Anyway, one of the 2 partners in the company is 94 years old. Former US NAVY electrical engineer. Literally, one of the sharpest people I've ever met. He is responsible for any and all PCB designs and anything electronics related. Spends his entire day soldering and 3D printing things, drives to and from office every damn day and yells at me when i'm 2 minutes late to fix his computer issues. When I am not late, he yells at me for being a goddam communist (I'm from Russia). I love the guy!

You are still a young gun and i'm pretty sure you will have no trouble learning all these things! You got this!

Another Old Gizzard

I'm checking this forum for some time now. Retired, bored out of my mind. Currently, finishing my own personal MAKER-SPACE. Like to chat, Facetime or Skype with people with similar, curiosity level about basic electronic, micros (Arduino, Raspberry)and programming.

I live in the VERY rural area of wild Northen Georgia 90 miles from Atlanta.Nowhere around here, I can meet people of similar interest.
Love Dogs.

English is my third language.

Stan

Yo Ray! You've probably realized by now that most of us here are old farts.

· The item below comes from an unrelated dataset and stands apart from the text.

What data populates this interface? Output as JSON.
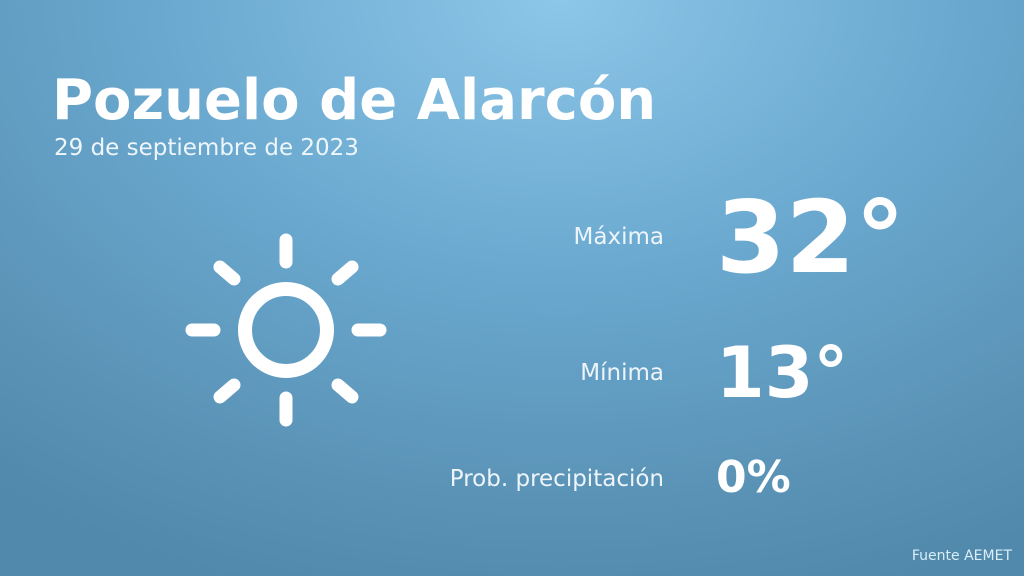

Although this forum is hosted on arduino.cc, it is not the official Arduino support forum. This is a social forum, where the primary activity is discussing Arduino projects and related technology.

If you hang out in the Project Guidance subforum, you will see a wide range of projects, and many proposed solutions. Lurk for a bit to learn the culture.

Everyone starts somewhere. In this endeavor, you are starting here. Have fun!